At least, until he notices her, bent over admiring some silly, little cluster of crystals in her skin-tight jumpsuit that makes him see stars. The heavy boots that rise up to her knees making her look like little more than a fauness, and she’s so pretty he just can’t help but get a closer look while her teammates are off chittering away and exploring the nothing planet.
She isn’t even afraid of him when he approaches. Just straightens up with her hands clasped in front of her and a smile on her face. She hasn’t seen the holograms of him, displaying a sizable bounty for his veiled head, doesn’t take a wary note of the massive rifle he has slung over his shoulder; she just sees another person. He hasn’t been looked at like that since long before he left home!!
This sweet woman has no sense of self-preservation either, because she immediately asks him if he needs food or water; gestures over to her brightly colored ship with that pretty smile ever-present on her face, and that’s all it takes for him to decide that not only is he taking the craft, he’s taking her too.

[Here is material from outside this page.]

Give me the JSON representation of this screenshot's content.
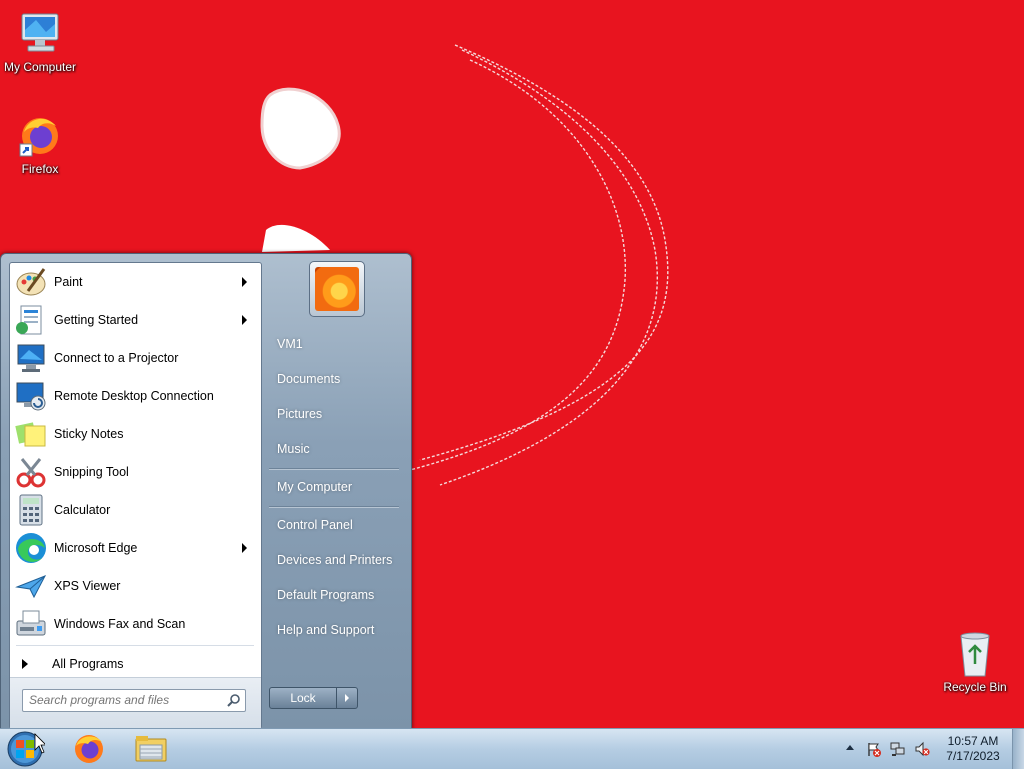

He doesn’t say a word when he lifts her up over his shoulder, and the poor thing must be shocked because it takes her a moment before she starts squirming in his grip. König does well to remove the little radio strapped to her hip, giving her ass a firm squeeze in the process before tossing it in the dust behind him. That’s all it takes to shut his little prinzessin up before he hauls her back into her ship and demands she turn off any tracking systems. Her knees are a bit weak when she fumbles with the control panels, and he’s unashamed of his own erection when he slides in behind her to lean over the console as the ship starts up.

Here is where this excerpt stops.